One of those throw-the-random-fridge-contents-together meals. Worked out really well!
- 2 red bell peppers
- 3 medium-sized beetroot
- 2 soft Australian chorizo sausages, or 1 proper Spanish
- 6 medium cloves of garlic
- a few sprigs of rosemary
- 1 tsp paprika
- several large leaves of lettuce
- a 340g tin of chick peas
- 75g cous-cous
- half of a vegetable stock cube
- juice of a lemon
Preheat the oven to 200 C. Deseed the peppers and slice them into large strips - about six to eight per pepper. Top and tail the beetroot, then peel or scrub well, and slice into thin wedges - about eight to ten per beetroot. If using Ozzie sausages, cut into fat pieces. If using an old-school dry chorizo, slice into 3mm pennies. Remove the majority of the paper from the garlic, but not all. Add all of these ingredients to a big roasting tray, and toss with the rosemary, paprika, and a little olive oil. Roast for 45 minutes, until the beetroot are tender and the peppers are just beginning to blacken around the edges.

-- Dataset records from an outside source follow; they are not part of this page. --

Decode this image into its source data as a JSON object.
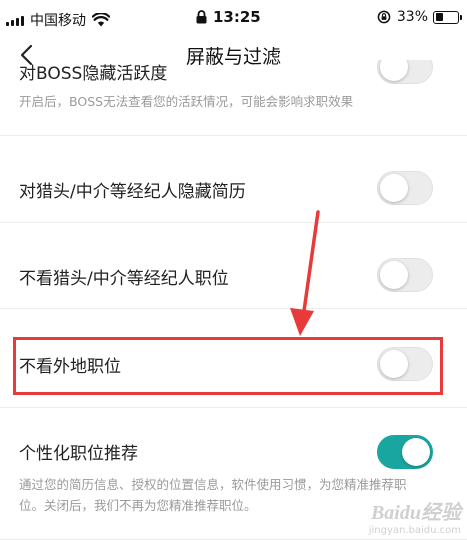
{
  "status_bar": {
    "carrier": "中国移动",
    "time": "13:25",
    "battery_percent": "33%",
    "battery_level": 0.33,
    "icons": [
      "signal-icon",
      "wifi-icon",
      "lock-icon",
      "rotation-lock-icon",
      "battery-icon"
    ]
  },
  "nav": {
    "back_icon": "chevron-left-icon",
    "title": "屏蔽与过滤"
  },
  "settings": [
    {
      "label": "对BOSS隐藏活跃度",
      "description": "开启后，BOSS无法查看您的活跃情况，可能会影响求职效果",
      "enabled": false
    },
    {
      "label": "对猎头/中介等经纪人隐藏简历",
      "enabled": false
    },
    {
      "label": "不看猎头/中介等经纪人职位",
      "enabled": false
    },
    {
      "label": "不看外地职位",
      "enabled": false
    },
    {
      "label": "个性化职位推荐",
      "description": "通过您的简历信息、授权的位置信息，软件使用习惯，为您精准推荐职位。关闭后，我们不再为您精准推荐职位。",
      "enabled": true
    }
  ],
  "colors": {
    "toggle_on": "#1aa6a0",
    "toggle_off": "#ececec",
    "annotation_red": "#e83a3a"
  },
  "watermark": {
    "logo": "Baidu经验",
    "url": "jingyan.baidu.com"
  }
}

Meanwhile, prepare the cous-cous by soaking it in hot vegetable stock in a 1.5:1 stock:cous-cous ratio. Shred the lettuce and drain the chick peas. When the roasting vegetables are done, toss everything together in a big bowl with the lemon juice. The beetroot juices will run over the cous cous and turn everything a lovely pink colour.